NDAB21005U Machine Learning A (MLA)

Volume 2021/2022
Education

Bsc programme in Machine Learning and Data Science

Content

The course introduces basic theory and algorithms of machine learning. The course covers the following tentative list of topics:

  • Supervised learning setting
    • Classification
    • Regression
  • Unsupervised learning setting
  • Concentration of measure inequalities
    • Markov's
    • Chebyshev's
    • Hoeffding's
  • Analysis of generalization in classification
    • Validation and cross-validation
    • Generalisation bound for a single hypothesis
    • Generalisation bound for a finite hypothesis class
    • Occam's razor - generalisation bound for a countably infinite hypothesis class
  • Algorithms
    • K-Nearest Neighbors
    • Perceptron
    • Logistic Regression
    • Linear Regression
    • Feature transformations and classification/regression in transformed feature spaces
    • Various forms of regularisation
      • Regularization terms
      • Dimensionality reduction
    • Random Forests and Decision Trees
    • Neural Networks and introduction to Deep Learning
    • Principal Component Analysis (PCA)
    • Clustering
  • Assumptions behind the algorithms taught in the course, their implications, and common pitfalls
    • Overfitting
      • Internal overfitting within algorithms due to overly complex hypothesis spaces
      • Extrenal overfitting outside algorithms due to application of an excessive number of algorithms to a dataset
    • The i.i.d. assumption
      • The i.i.d. assumption is behind everything taught in the course
      • Consequences of violation of the i.i.d. assumption
        • Special case: sampling bias
        • Failure of generalisation guarantees
      • Implications of the i.i.d. assumption
        • Biases in the training data propagate into predictions
    • Correlation ≠ Causality
      • The course only studies statistical correlations / dependencies in the data. Causal inference is not covered in the course.
Learning Outcome

At course completion, the successful student will have:

Knowledge of

  • the basic principles of machine learning;
  • basic probability theory for modelling and analysing data;
  • the theoretical concepts underlying classification, regression, and clustering;
  • the mathematical foundations of selected machine learning algorithms;
  • basic assumptions behind the algorithms studied in the course, their implications and common pitfalls.

 

Skills in

  • proving generalisation bounds based on validation errors;
  • proving generalisation bounds for countable hypothesis classes;
  • applying linear and non-linear techniques for classification and regression;
  • performing elementary dimensionality reduction;
  • elementary data clustering;
  • implementing selected machine learning algorithms;
  • visualising and evaluating results obtained with machine learning techniques;
  • using software libraries for solving machine learning problems;
  • identifying and handling common pitfalls in machine learning.

 

Competences in

  • recognising and describing possible applications of machine learning;
  • formalising and rigorously analysing machine learning problems;
  • comparing, appraising and selecting machine learning methods for specific tasks;
  • solving real-world data mining and pattern recognition problems by using machine learning techniques.

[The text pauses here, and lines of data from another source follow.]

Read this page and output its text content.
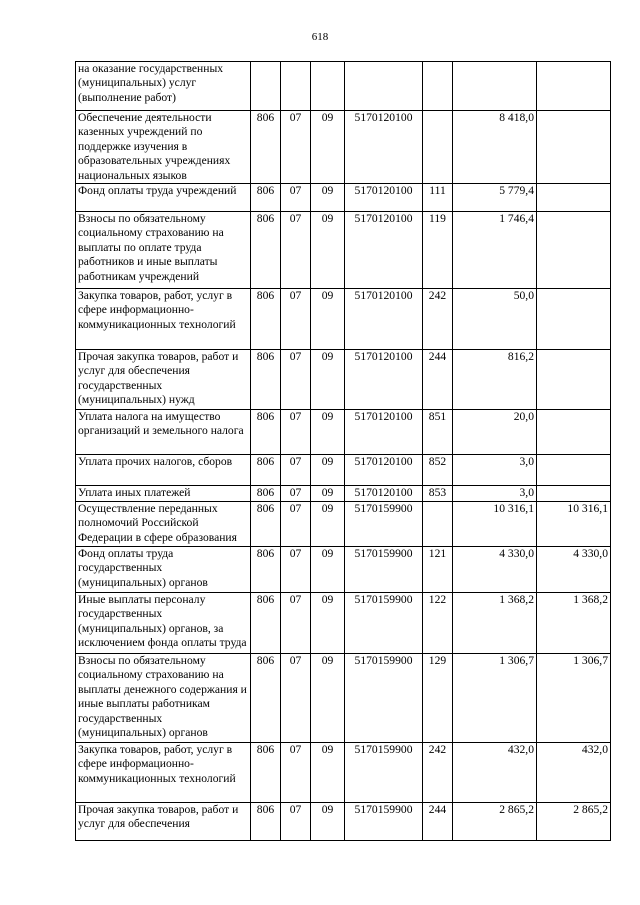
618
на оказание государственных (муниципальных) услуг (выполнение работ)							
Обеспечение деятельности казенных учреждений по поддержке изучения в образовательных учреждениях национальных языков	806	07	09	5170120100		8 418,0	
Фонд оплаты труда учреждений	806	07	09	5170120100	111	5 779,4	
Взносы по обязательному социальному страхованию на выплаты по оплате труда работников и иные выплаты работникам учреждений	806	07	09	5170120100	119	1 746,4	
Закупка товаров, работ, услуг в сфере информационно-коммуникационных технологий	806	07	09	5170120100	242	50,0	
Прочая закупка товаров, работ и услуг для обеспечения государственных (муниципальных) нужд	806	07	09	5170120100	244	816,2	
Уплата налога на имущество организаций и земельного налога	806	07	09	5170120100	851	20,0	
Уплата прочих налогов, сборов	806	07	09	5170120100	852	3,0	
Уплата иных платежей	806	07	09	5170120100	853	3,0	
Осуществление переданных полномочий Российской Федерации в сфере образования	806	07	09	5170159900		10 316,1	10 316,1
Фонд оплаты труда государственных (муниципальных) органов	806	07	09	5170159900	121	4 330,0	4 330,0
Иные выплаты персоналу государственных (муниципальных) органов, за исключением фонда оплаты труда	806	07	09	5170159900	122	1 368,2	1 368,2
Взносы по обязательному социальному страхованию на выплаты денежного содержания и иные выплаты работникам государственных (муниципальных) органов	806	07	09	5170159900	129	1 306,7	1 306,7
Закупка товаров, работ, услуг в сфере информационно-коммуникационных технологий	806	07	09	5170159900	242	432,0	432,0
Прочая закупка товаров, работ и услуг для обеспечения	806	07	09	5170159900	244	2 865,2	2 865,2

Will be published on Absalon.

1. Knowledge of Linear Algebra corresponding to Lineær algebra i datalogi course (LinAlgDat)

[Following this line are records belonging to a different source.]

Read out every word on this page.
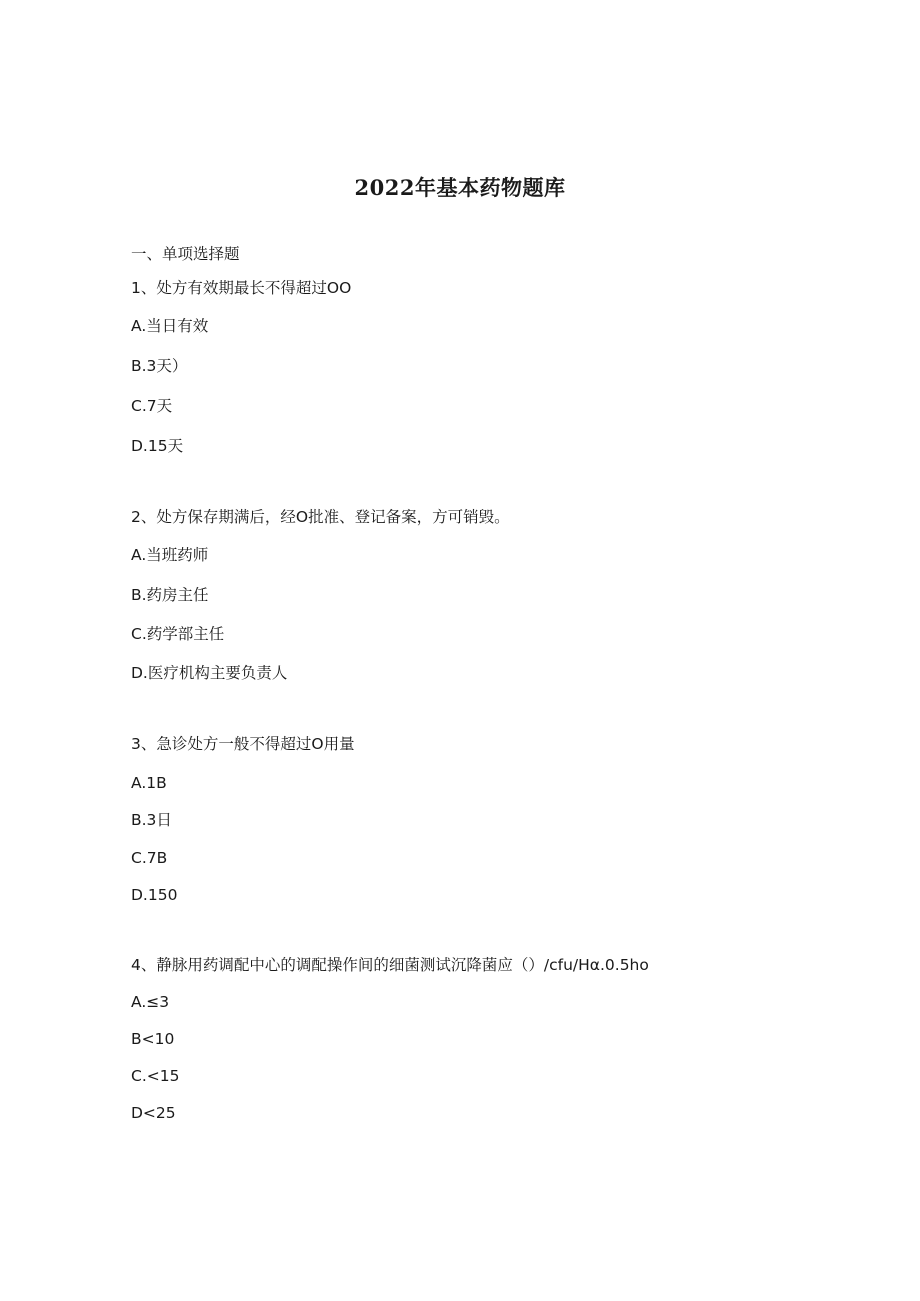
2022年基本药物题库
一、单项选择题
1、处方有效期最长不得超过OO
A.当日有效
B.3天）
C.7天
D.15天
2、处方保存期满后，经O批准、登记备案，方可销毁。
A.当班药师
B.药房主任
C.药学部主任
D.医疗机构主要负责人
3、急诊处方一般不得超过O用量
A.1B
B.3日
C.7B
D.150
4、静脉用药调配中心的调配操作间的细菌测试沉降菌应（）/cfu/Hα.0.5ho
A.≤3
B<10
C.<15
D<25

2. Knowledge of Calculus corresponding to Introduktion til matematik i naturvidenskab (MatintroNat) or Matematisk analyse og sandsynlighedsteori i datalogi (MASD).

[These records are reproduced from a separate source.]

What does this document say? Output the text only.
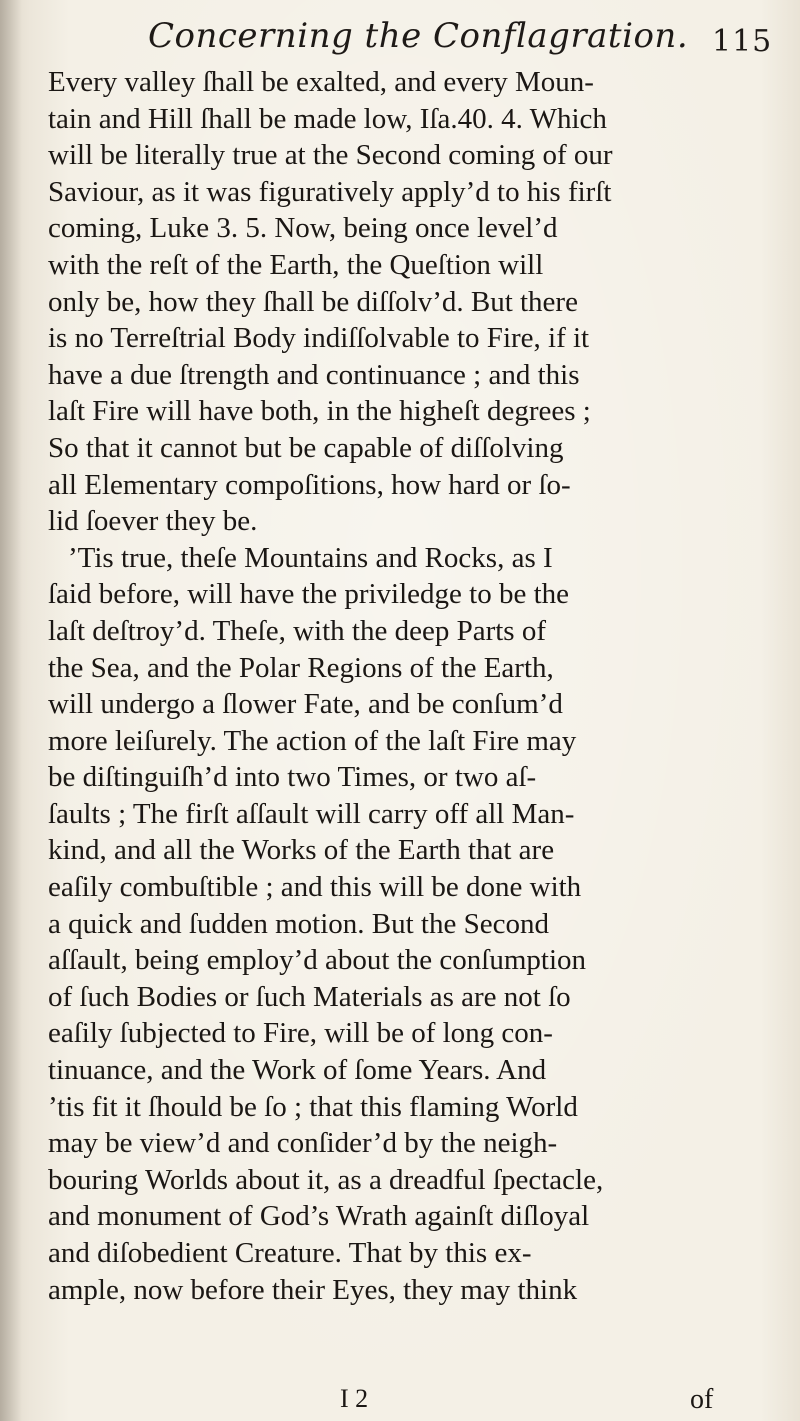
Concerning the Conflagration. 115
Every valley ſhall be exalted, and every Moun-
tain and Hill ſhall be made low, Iſa.40. 4. Which
will be literally true at the Second coming of our
Saviour, as it was figuratively apply’d to his firſt
coming, Luke 3. 5. Now, being once level’d
with the reſt of the Earth, the Queſtion will
only be, how they ſhall be diſſolv’d. But there
is no Terreſtrial Body indiſſolvable to Fire, if it
have a due ſtrength and continuance ; and this
laſt Fire will have both, in the higheſt degrees ;
So that it cannot but be capable of diſſolving
all Elementary compoſitions, how hard or ſo-
lid ſoever they be.
’Tis true, theſe Mountains and Rocks, as I
ſaid before, will have the priviledge to be the
laſt deſtroy’d. Theſe, with the deep Parts of
the Sea, and the Polar Regions of the Earth,
will undergo a ſlower Fate, and be conſum’d
more leiſurely. The action of the laſt Fire may
be diſtinguiſh’d into two Times, or two aſ-
ſaults ; The firſt aſſault will carry off all Man-
kind, and all the Works of the Earth that are
eaſily combuſtible ; and this will be done with
a quick and ſudden motion. But the Second
aſſault, being employ’d about the conſumption
of ſuch Bodies or ſuch Materials as are not ſo
eaſily ſubjected to Fire, will be of long con-
tinuance, and the Work of ſome Years. And
’tis fit it ſhould be ſo ; that this flaming World
may be view’d and conſider’d by the neigh-
bouring Worlds about it, as a dreadful ſpectacle,
and monument of God’s Wrath againſt diſloyal
and diſobedient Creature. That by this ex-
ample, now before their Eyes, they may think
I 2	of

3.Knowledge of Probability Theory corresponding to Sandsynligheds-regning og statistik (SS), Grundlæggende statistik og sandsynlighedsregning (GSS) or Matematisk analyse og sandsynlighedsteori i datalogi og Modelling analysis of data (MAD).

4.Knowledge of Discrete Mathematics corresponding to Diskret matematik og formelle sprog (DMFS) or Diskret Matematik og algoritmer (DMA).

5. Knowledge of programming in Python corresponding to Programmering og problemløsning (PoP).
Weekly lectures, weekly home assignments, exercise sessions
The course is identical to approximately 50% of NDAB20000U Introduktion til Machine Learning (IntroML)
It is not allowed to pass both this course and the Introduktion til Machine Learning (IntroML).
  • Category
  • Hours
  • Lectures
  • 34
  • Preparation
  • 8
  • Theory exercises
  • 57
  • Practical exercises
  • 57
  • Exam Preparation
  • 25
  • Exam
  • 25
  • Total
  • 206
Written
Oral
Individual
Collective
Continuous feedback during the course of the semester
Credit
7,5 ECTS
Type of assessment
Written examination, 5 days
The exam is a 5-day written take-home assignment (must be solved individually).
Exam registration requirements

5-7 mandatory written take-home assignments (must be solved individually).

A student must score above 50% on average in the assignments in order to qualify for the exam.

Aid
All aids allowed
Marking scale
7-point grading scale
Censorship form
External censorship
Re-exam

The re-exam is a 5-day written take-home assignment (must be solved individually).

Prerequisite for participation in the re-exam is handing in the course assignments no later than 3 weeks prior to the re-exam week and scoring at least 50% on average in these assignments.

Criteria for exam assesment

See Learning Outcome.